[UPDATE]: August 12, 2025
CVE-2025-32433 was added to CISA’s Known Exploited Vulnerabilities catalog on June 9, 2025.
Vulnerability Description
CVE-2025-32433 is a critical vulnerability in the Erlang/OTP framework SSH implementation affecting versions prior to OTP-27.3.3, OTP-26.2.5.11, and OTP-25.3.2.20 with a CVSS score of 9.8. If successfully exploited, it allows for unauthenticated remote code execution on the SSH server.

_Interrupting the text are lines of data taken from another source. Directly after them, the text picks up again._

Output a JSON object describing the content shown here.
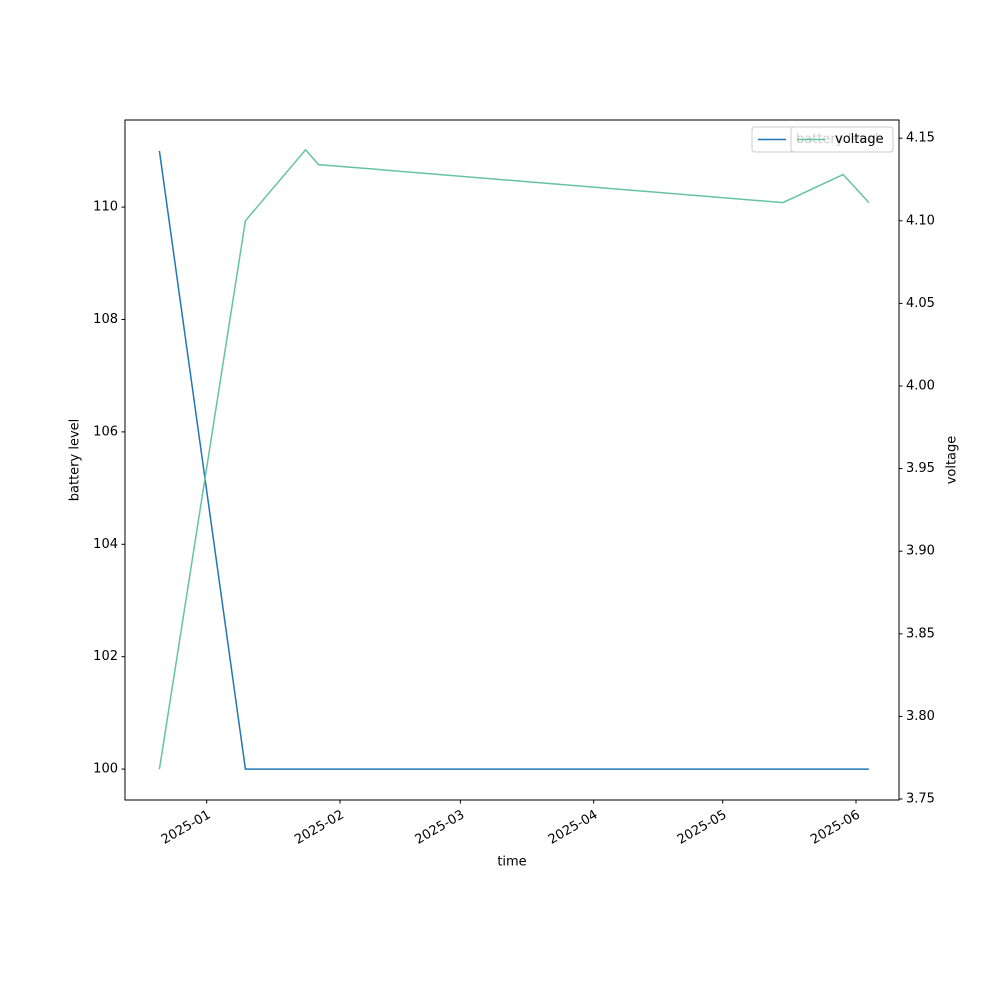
{
  "chart_data": {
    "type": "line",
    "x_label": "time",
    "y_label": "battery level",
    "y2_label": "voltage",
    "x": [
      "2024-12-21",
      "2025-01-10",
      "2025-01-24",
      "2025-01-27",
      "2025-05-15",
      "2025-05-29",
      "2025-06-04"
    ],
    "series": [
      {
        "name": "battery level",
        "color": "#1f77b4",
        "values": [
          111,
          100,
          100,
          100,
          100,
          100,
          100
        ]
      },
      {
        "name": "voltage",
        "color": "#66c2a5",
        "axis": "y2",
        "values": [
          3.768,
          4.1,
          4.143,
          4.134,
          4.111,
          4.128,
          4.111
        ]
      }
    ],
    "xlim": [
      "2024-12-13",
      "2025-06-11"
    ],
    "xticks": [
      "2025-01",
      "2025-02",
      "2025-03",
      "2025-04",
      "2025-05",
      "2025-06"
    ],
    "ylim": [
      99.45,
      111.55
    ],
    "yticks": [
      100,
      102,
      104,
      106,
      108,
      110
    ],
    "y2lim": [
      3.7494,
      4.161
    ],
    "y2ticks": [
      3.75,
      {
        "value": 3.8,
        "label": "3.80"
      },
      3.85,
      {
        "value": 3.9,
        "label": "3.90"
      },
      3.95,
      {
        "value": 4.0,
        "label": "4.00"
      },
      4.05,
      {
        "value": 4.1,
        "label": "4.10"
      },
      4.15
    ],
    "legend": "upper right",
    "grid": false
  }
}
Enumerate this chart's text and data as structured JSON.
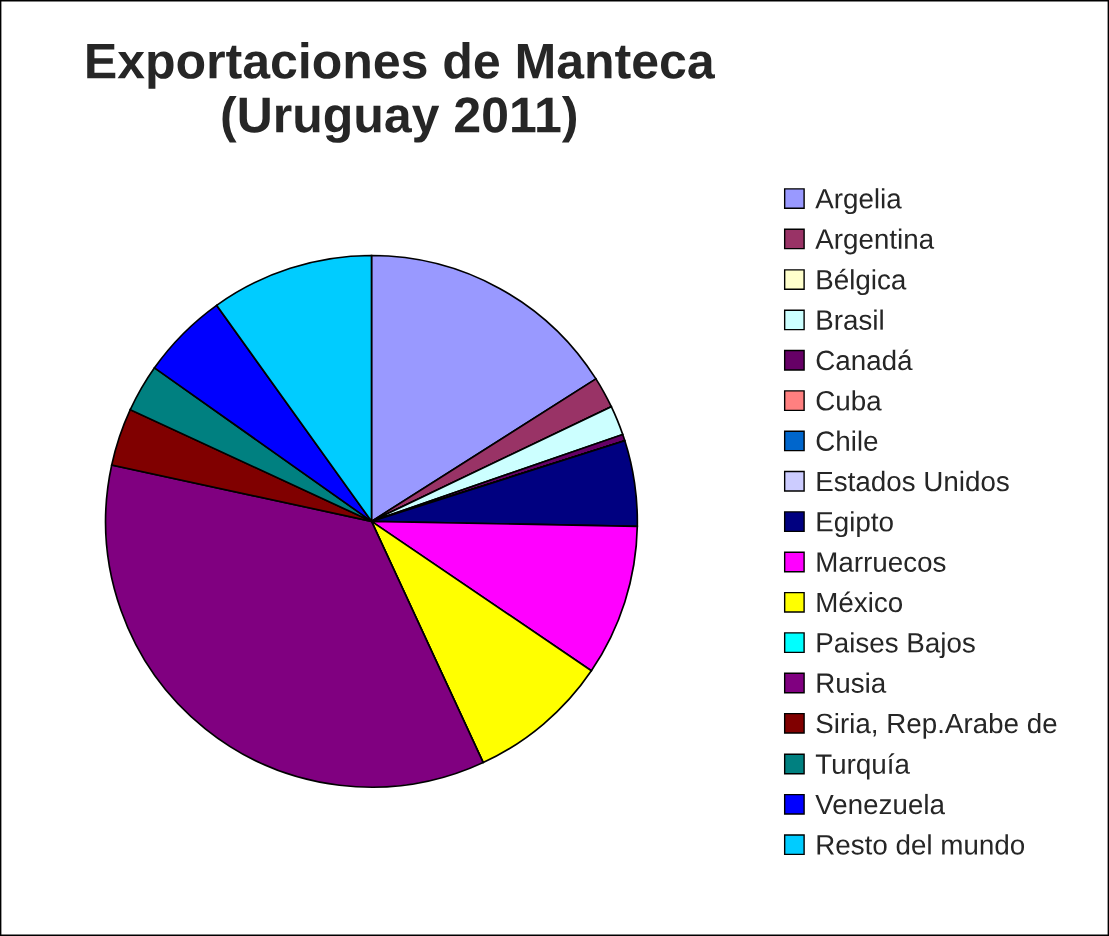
{
  "chart_data": {
    "type": "pie",
    "title": "Exportaciones de Manteca\n(Uruguay 2011)",
    "categories": [
      "Argelia",
      "Argentina",
      "Bélgica",
      "Brasil",
      "Canadá",
      "Cuba",
      "Chile",
      "Estados Unidos",
      "Egipto",
      "Marruecos",
      "México",
      "Paises Bajos",
      "Rusia",
      "Siria, Rep.Arabe de",
      "Turquía",
      "Venezuela",
      "Resto del mundo"
    ],
    "values": [
      16.0,
      1.9,
      0,
      1.8,
      0.4,
      0,
      0,
      0,
      5.2,
      9.2,
      8.6,
      0,
      35.3,
      3.5,
      2.9,
      5.3,
      9.9
    ],
    "colors": [
      "#9999ff",
      "#993366",
      "#ffffcc",
      "#ccffff",
      "#660066",
      "#ff8080",
      "#0066cc",
      "#ccccff",
      "#000080",
      "#ff00ff",
      "#ffff00",
      "#00ffff",
      "#800080",
      "#800000",
      "#008080",
      "#0000ff",
      "#00ccff"
    ],
    "legend": "right"
  }
}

Erlang is a programming language designed for building scalable, high-availability systems and OTP (Open Telecom Platform) is a set of Erlang libraries that provide middleware for developing these systems. Erlang/OTP includes a built-in SSH server, and this vulnerability stems from improper parsing of incoming protocol messages—allowing attackers to execute arbitrary commands without authentication.
Threat Activity
As of June 9, 2025, this vulnerability has been added to CISA KEV and is being actively exploited. The Horizon3 Attack Team demonstrated the exploit and noted the ease of exploitation.
Multiple commits have been pushed to patch this vulnerability in OTP-27.3.3, OTP-26.2.5.11, and OTP-25.3.2.20. The Erlang/OTP team noted the following in their security advisory:
- Until upgrading to a fixed version, it is recommended that users disable the SSH server or prevent access via firewall rules.
- All users running the Erlang/OTP SSH server are impacted by this vulnerability, regardless of the underlying Erlang/OTP version. If your application provides SSH access using the Erlang/OTP SSH library, assume you are affected.
Censys Perspective
At the time of writing, Censys observed 253 exposed Erlang SSH Servers. The majority of these exposures displayed the SSH application version in the banner, not the OTP version.
However, the SSH version displayed in the banner (e.g., SSH-2.0-Erlang/4.9.1.3) corresponds to specific OTP releases. Based on Erlang’s OTP Versions Tree, SSH version 4.9.1.3 was included in OTP 22.3.4.17.
Following the mappings from that tree, we can infer the following OTP versions running on these SSH servers:
This mapping may help identify potentially vulnerable servers, though banner versions do not guarantee vulnerability even if they match a vulnerable OTP version due to potential patch backports or custom builds.
The queries below can be used to identify exposed Erlang SSH servers, but they are not necessarily vulnerable to the exploit.
host.services.software: (vendor:”Erlang” and product:”SSH”)
services.software: (vendor=”Erlang” and product=”SSH”)
host.services.software: (vendor=”Erlang” and product=”SSH”)
Note that these fingerprints were recently deployed and results may take up to 24 hours to fully propagate.